Dem titulierten Anspruch der Klägerin kann die Beklagte im Zwangsvollstreckungsverfahren nach § 888 ZPO auch nicht entgegenhalten, dass sie das Arbeitsverhältnis nach Ausspruch der vorliegend streitbefangenen Kündigung mit Schreiben vom 25.03.2010 (erneut) zum 30.06.2010 gekündigt hat. Zwar endet nach der Rechtsprechung des Bundesarbeitsgerichts (grundlegend: Urteil vom 19.12.1985 – 2 AZR 190/85 – EzA § 611 BGB Beschäftigungspflicht Nr. 17) der Weiterbeschäftigungsanspruch materiell-rechtlich ab dem Zeitpunkt, ab dem eine weitere ausgesprochene Kündigung wirksam werden soll, wenn diese Kündigung nicht offensichtlich unwirksam ist. Solche nachträglich entstandenen Einwendungen gegen den durch das erstinstanzliche Urteil festgestellten Anspruch kann der Arbeitgeber jedoch nur mit der Berufung oder im Wege der Vollstreckungsgegenklage gemäß § 767 ZPO geltend machen (vgl. LAG Rheinland-Pfalz, Beschluss v. 27.11.2007 – 10 Ta 263/07 – m.w.N.).

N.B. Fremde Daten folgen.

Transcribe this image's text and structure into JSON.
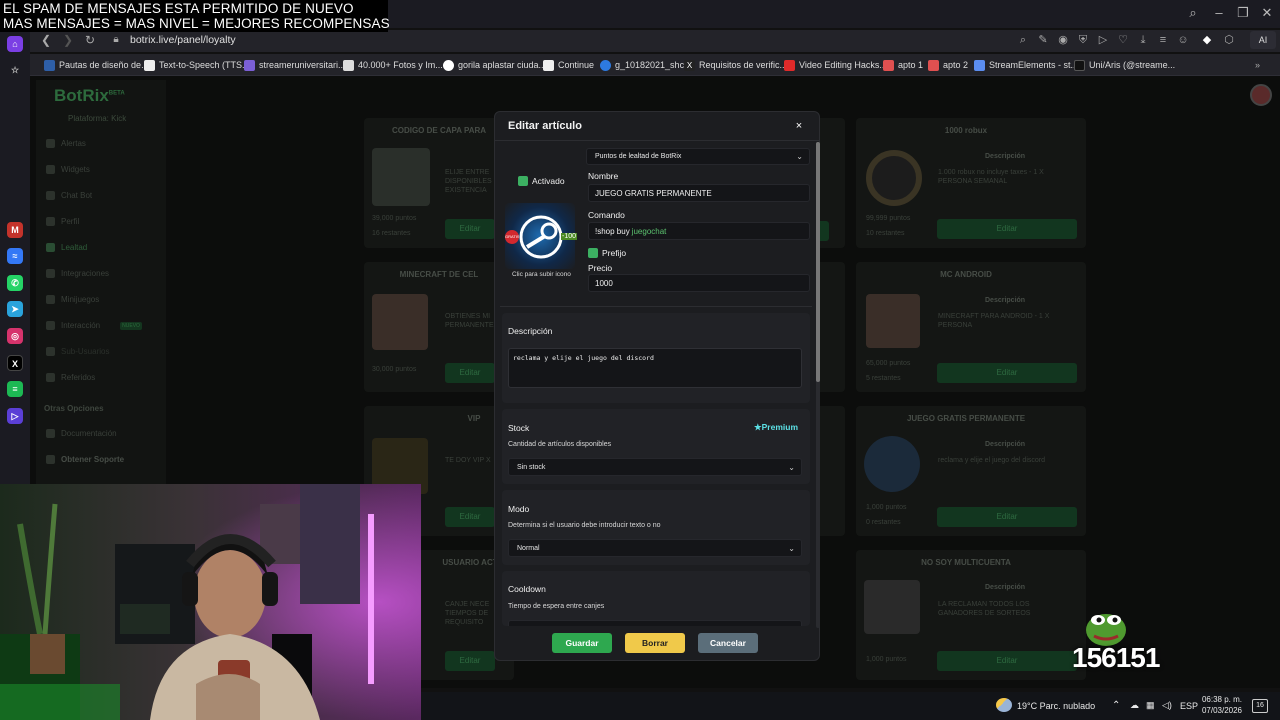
{
  "overlay": {
    "line1": "EL SPAM DE MENSAJES ESTA PERMITIDO DE NUEVO",
    "line2": "MAS MENSAJES = MAS NIVEL = MEJORES RECOMPENSAS"
  },
  "browser": {
    "url": "botrix.live/panel/loyalty",
    "ai_label": "AI",
    "bookmarks": [
      "Pautas de diseño de...",
      "Text-to-Speech (TTS...",
      "streameruniversitari...",
      "40.000+ Fotos y Im...",
      "gorila aplastar ciuda...",
      "Continue",
      "g_10182021_shcc",
      "Requisitos de verific...",
      "Video Editing Hacks...",
      "apto 1",
      "apto 2",
      "StreamElements - st...",
      "Uni/Aris (@streame..."
    ]
  },
  "botrix": {
    "logo": "BotRix",
    "logo_beta": "BETA",
    "platform": "Plataforma: Kick",
    "nav": [
      "Alertas",
      "Widgets",
      "Chat Bot",
      "Perfil",
      "Lealtad",
      "Integraciones",
      "Minijuegos",
      "Interacción",
      "Sub-Usuarios",
      "Referidos"
    ],
    "nav_badge": "NUEVO",
    "other_heading": "Otras Opciones",
    "nav_other": [
      "Documentación",
      "Obtener Soporte"
    ],
    "cards": {
      "c1_title": "CODIGO DE CAPA PARA",
      "c1_text": "ELIJE ENTRE\nDISPONIBLES\nEXISTENCIA",
      "c1_points": "39,000 puntos",
      "c1_stock": "16 restantes",
      "c2_title": "MINECRAFT DE CEL",
      "c2_text": "OBTIENES MI\nPERMANENTE",
      "c2_points": "30,000 puntos",
      "c3_title": "VIP",
      "c3_text": "TE DOY VIP X",
      "c4_title": "USUARIO ACT",
      "c4_text": "CANJE NECE\nTIEMPOS DE\nREQUISITO",
      "r1_title": "1000 robux",
      "r1_desc_label": "Descripción",
      "r1_desc": "1.000 robux no incluye taxes - 1 X\nPERSONA SEMANAL",
      "r1_points": "99,999 puntos",
      "r1_stock": "10 restantes",
      "r2_title": "MC ANDROID",
      "r2_desc_label": "Descripción",
      "r2_desc": "MINECRAFT PARA ANDROID - 1 X\nPERSONA",
      "r2_points": "65,000 puntos",
      "r2_stock": "5 restantes",
      "r3_title": "JUEGO GRATIS PERMANENTE",
      "r3_desc_label": "Descripción",
      "r3_desc": "reclama y elije el juego del discord",
      "r3_points": "1,000 puntos",
      "r3_stock": "0 restantes",
      "r4_title": "NO SOY MULTICUENTA",
      "r4_desc_label": "Descripción",
      "r4_desc": "LA RECLAMAN TODOS LOS\nGANADORES DE SORTEOS",
      "r4_points": "1,000 puntos",
      "edit": "Editar"
    }
  },
  "modal": {
    "title": "Editar artículo",
    "close": "×",
    "currency": "Puntos de lealtad de BotRix",
    "activated_label": "Activado",
    "name_label": "Nombre",
    "name_value": "JUEGO GRATIS PERMANENTE",
    "command_label": "Comando",
    "command_prefix": "!shop buy ",
    "command_value": "juegochat",
    "prefix_label": "Prefijo",
    "price_label": "Precio",
    "price_value": "1000",
    "image_caption": "Clic para subir icono",
    "image_badge_left": "GRATIS",
    "image_badge_right": "-100",
    "description_label": "Descripción",
    "description_value": "reclama y elije el juego del discord",
    "stock_label": "Stock",
    "premium_label": "Premium",
    "stock_sub": "Cantidad de artículos disponibles",
    "stock_value": "Sin stock",
    "mode_label": "Modo",
    "mode_sub": "Determina si el usuario debe introducir texto o no",
    "mode_value": "Normal",
    "cooldown_label": "Cooldown",
    "cooldown_sub": "Tiempo de espera entre canjes",
    "save": "Guardar",
    "delete": "Borrar",
    "cancel": "Cancelar"
  },
  "stream": {
    "counter": "156151"
  },
  "taskbar": {
    "weather": "19°C  Parc. nublado",
    "lang": "ESP",
    "time": "06:38 p. m.",
    "date": "07/03/2026",
    "notif_count": "16"
  },
  "colors": {
    "accent_green": "#3cb062",
    "save_green": "#2ea84f",
    "delete_yellow": "#f0c94a",
    "cancel_gray": "#5b6e7a",
    "premium_cyan": "#5ce1e6"
  }
}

Darüber hinaus erweist sich der diesbezügliche Einwand der Beklagten aber auch bereits deshalb als unbegründet, weil das Arbeitsgericht Mainz – Auswärtige Kammern Bad Kreuznach – mit Urteil vom 29.06.2010 (Az. 6 Ca 259/10) festgestellt hat, dass das Arbeitsverhältnis der Parteien durch die Kündigung vom 25.03.2010 nicht aufgelöst worden ist und somit auch bezüglich dieser Kündigung ein erstinstanzliches, wenn auch noch nicht rechtskräftiges Urteil zu Gunsten der Klägerin existiert.
Entgegen der Ansicht der Beklagten steht der Zwangsgeldfestsetzung auch nicht entgegen, dass die Klägerin die Zwangsvollstreckung aus dem im Verfahren 6 Ca 1407/09 ergangenen Zwangsgeldbeschluss noch nicht vollständig durchgeführt hat. Zwar trifft es zu, dass eine wiederholte Zwangsgeldfestsetzung nach § 888 ZPO nur zulässig ist, wenn der Gläubiger die Zwangsvollstreckung aus einem vorangegangenen Zwangsmittelbeschluss durchgeführt hat (vgl. LAG Schleswig-Holstein, Beschluss vom 19.04.2006 – 2 Ta 57/06 –). Dies betrifft indessen nur den Fall, dass der Gläubiger die (wiederholte) Zwangsvollstreckung aus ein und demselben Titel betreibt. Im vorliegenden Fall verfügt die Klägerin jedoch über zwei vollstreckbare Titel, die unabhängig voneinander vollstreckt werden können.
Die sofortige Beschwerde der Beklagten war daher mit der sich aus § 97 Abs. 1 ZPO ergebenden Kostenfolge zurückzuweisen.
Für die Zulassung der Rechtsbeschwerde bestand keine Veranlassung. Diese Entscheidung ist daher unanfechtbar.